Стены в подвале теперь постоянно влажные, будто они потеют той самой едкой слизью. Дерево пола набухло, деформировалось, и между досок проступают уже не комья земли, то бледные, жирные грибницы, пульсирующие в такт тому самому дыханию. Воздух густой, как кисель, им тяжело дышать. И повсюду ползают они — Шепчущие Многоножки. Их уже не одна-две. Их десятки. Они снуют по углам, исчезая в щелях, и их коллективный шёпот сливается в один оглушительный, тихий гул.
Сегодня ночью я увидел их ритуал.
Не во сне. Наяву.
Свеча погасла от внезапного сквозняка, пахнущего прелыми глубинами. Я замер в темноте, и мои глаза постепенно привыкли к мраку, который был не абсолютным. Из щелей в полу, из-под плинтусов исходило слабое, фосфоресцирующее свечение. То самое, что я видел в кошмаре про паутину.

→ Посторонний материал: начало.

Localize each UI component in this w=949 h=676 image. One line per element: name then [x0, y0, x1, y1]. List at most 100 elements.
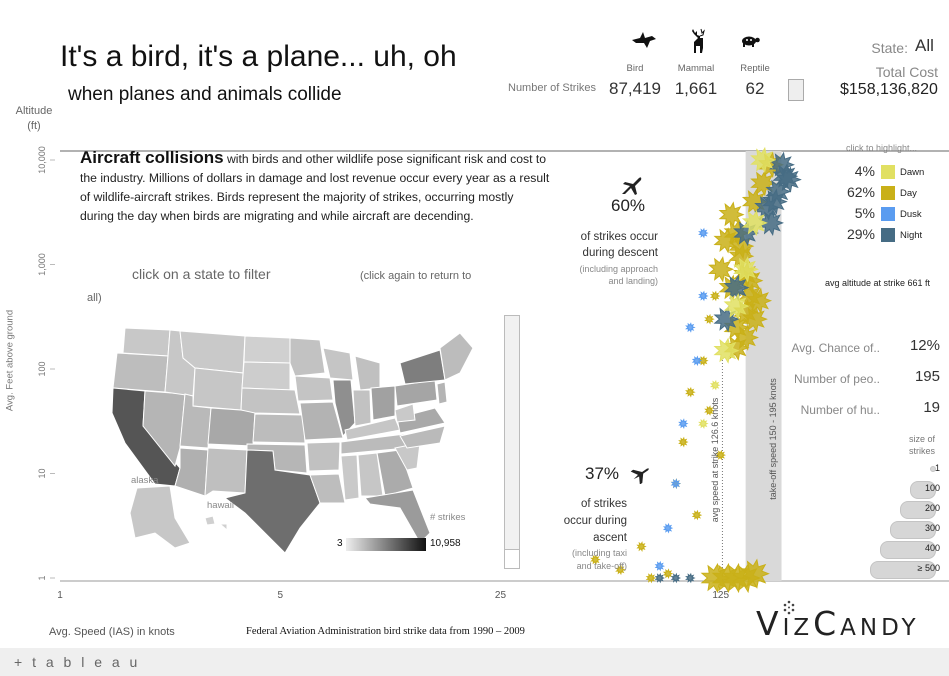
state-new-york[interactable]	[399, 349, 446, 385]
state-indiana[interactable]	[352, 389, 372, 427]
bird-icon[interactable]	[630, 30, 658, 52]
state-west-virginia[interactable]	[394, 403, 416, 423]
state-new-jersey[interactable]	[436, 381, 448, 405]
map-scrollbar[interactable]	[504, 315, 520, 569]
ascent-pct: 37%	[585, 464, 620, 483]
state-minnesota[interactable]	[289, 337, 326, 377]
size-legend-swatch	[880, 541, 936, 559]
state-colorado[interactable]	[207, 407, 256, 447]
footer-spacer	[898, 660, 938, 670]
size-legend-item: 300	[880, 520, 942, 539]
plane-descent-icon	[622, 177, 642, 195]
state-iowa[interactable]	[294, 375, 334, 402]
state-mississippi[interactable]	[340, 454, 360, 501]
x-tick-label: 25	[495, 590, 507, 601]
state-wisconsin[interactable]	[322, 347, 354, 381]
strike-point-day	[709, 290, 721, 302]
descent-pct: 60%	[611, 196, 646, 215]
strike-point-dusk	[691, 355, 703, 367]
state-kansas[interactable]	[252, 413, 306, 444]
strike-point-dawn	[709, 379, 721, 391]
state-value[interactable]: All	[915, 36, 934, 55]
state-new-england[interactable]	[439, 332, 474, 381]
total-cost-label: Total Cost	[875, 64, 938, 80]
time-legend-item-dusk[interactable]: 5% Dusk	[835, 205, 945, 223]
us-state-map[interactable]	[95, 318, 495, 558]
size-legend-swatch	[870, 561, 936, 579]
strike-point-night	[654, 572, 665, 584]
time-legend-pct: 4%	[854, 163, 875, 179]
size-legend-label: 100	[924, 483, 940, 493]
time-legend-swatch	[881, 165, 895, 179]
time-legend-item-dawn[interactable]: 4% Dawn	[835, 163, 945, 181]
state-michigan[interactable]	[354, 355, 381, 391]
descent-note-1: (including approach	[579, 264, 658, 274]
time-legend-item-day[interactable]: 62% Day	[835, 184, 945, 202]
stat-label: Avg. Chance of..	[791, 341, 881, 355]
state-north-carolina[interactable]	[399, 425, 446, 449]
takeoff-speed-annotation: take-off speed 150 - 195 knots	[768, 378, 778, 500]
state-south-dakota[interactable]	[241, 361, 291, 391]
state-alaska[interactable]	[129, 485, 191, 549]
total-cost-value: $158,136,820	[840, 81, 938, 98]
tableau-logo[interactable]: + t a b l e a u	[14, 654, 141, 670]
state-florida[interactable]	[364, 489, 431, 544]
size-legend-swatch	[890, 521, 936, 539]
x-tick-label: 1	[57, 590, 63, 601]
state-washington[interactable]	[122, 327, 171, 357]
time-legend-item-night[interactable]: 29% Night	[835, 226, 945, 244]
y-tick-label: 10,000	[37, 146, 47, 174]
state-virginia[interactable]	[396, 407, 446, 434]
plane-ascent-icon	[630, 468, 649, 484]
strike-point-day	[723, 314, 750, 341]
state-new-mexico[interactable]	[204, 447, 248, 497]
state-pennsylvania[interactable]	[394, 379, 438, 407]
state-georgia[interactable]	[376, 449, 414, 497]
size-legend-item: 100	[880, 480, 942, 499]
page-title: It's a bird, it's a plane... uh, oh	[60, 40, 457, 73]
strike-point-day	[691, 509, 703, 521]
state-arizona[interactable]	[174, 447, 209, 497]
state-arkansas[interactable]	[306, 441, 341, 472]
strike-point-dusk	[662, 522, 674, 534]
strike-scatter-chart[interactable]: 1 5 25 125 1 10 100 1,000 10,000	[0, 0, 949, 648]
size-legend-item: 1	[880, 460, 942, 478]
reptile-label: Reptile	[740, 63, 770, 74]
y-tick-label: 10	[37, 468, 47, 478]
scrollbar-thumb[interactable]	[505, 549, 519, 568]
state-ohio[interactable]	[370, 385, 396, 421]
size-legend-label: 300	[924, 523, 940, 533]
stat-label: Number of peo..	[793, 372, 880, 386]
reptile-count: 62	[745, 79, 765, 98]
description-text: with birds and other wildlife pose signi…	[80, 152, 550, 223]
alaska-label: alaska	[131, 475, 159, 486]
mammal-count: 1,661	[674, 79, 718, 98]
animal-filter-toggle[interactable]	[788, 79, 804, 101]
time-legend-hint: click to highlight...	[846, 143, 918, 153]
map-legend-title: # strikes	[430, 512, 466, 523]
state-oregon[interactable]	[112, 352, 169, 393]
strike-point-day	[708, 256, 735, 283]
strike-point-dawn	[723, 292, 750, 320]
time-legend-pct: 62%	[846, 184, 875, 200]
state-texas[interactable]	[223, 449, 321, 554]
strike-point-day	[704, 313, 715, 325]
size-legend-title-1: size of	[908, 434, 935, 444]
strike-point-dusk	[670, 478, 682, 490]
state-louisiana[interactable]	[309, 473, 346, 504]
state-nebraska[interactable]	[240, 387, 301, 415]
size-legend-label: 1	[934, 463, 940, 473]
size-legend-label: 200	[924, 503, 940, 513]
state-north-dakota[interactable]	[243, 335, 291, 364]
time-legend-swatch	[881, 228, 895, 242]
stat-value: 12%	[909, 337, 940, 354]
turtle-icon[interactable]	[739, 34, 761, 48]
state-missouri[interactable]	[299, 401, 344, 441]
size-legend-item: ≥ 500	[870, 560, 942, 579]
state-hawaii[interactable]	[204, 515, 228, 532]
strike-point-night	[769, 151, 795, 178]
hawaii-label: hawaii	[207, 500, 234, 511]
state-wyoming[interactable]	[192, 367, 244, 411]
vizcandy-logo[interactable]: VizCandy	[756, 604, 920, 643]
deer-icon[interactable]	[688, 28, 710, 54]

И они выползли. Десятки, сотни многоножек. Они сползлись в центр комнаты, образуя идеальный круг. Их бледные тела излучали тусклый свет. И они начали…
Они начали слаженно, в унисон, вибрировать своими сегментами. Их безгубые рты раскрывались и закрывались, извергая не звук, но саму вибрацию безумия. Это был немой хор, зловещий, упорядоченный танец. Они не просто ползали. Они совершали обряд.
Под полом в такт этому действу застучало, зашуршало что-то большое. Послышался отвратительный, влажный хруст, будто ломались и перетирались кости. Светящийся круг многоножек пульсировал, и мне показалось, что доски пола в центре круга потемнели, стали прозрачными, как смола, и сквозь них проглянула пугающая тьма, не ночная, а та, что из Под-Слоя — абсолютная, лишённая света.
Я ощутил не просто страх. Я ощутил святотатство. Я наблюдал за кощунственной мессой, целью которой было уничтожение всего, что я знал.
И в самый пик этого безмолвного песнопения я почувствовал на себе взгляд. Не из круга. Из-под пола. Из той самой проступившей тьмы. Что-то огромное, невыразимое, спавшее под домом, на мгновение обратило на меня внимание. Один единственный, всеобъемлющий акт восприятия. В нём не было ни злобы, ни любопытства. Лишь абсолютное, безразличное отрицание моего существования.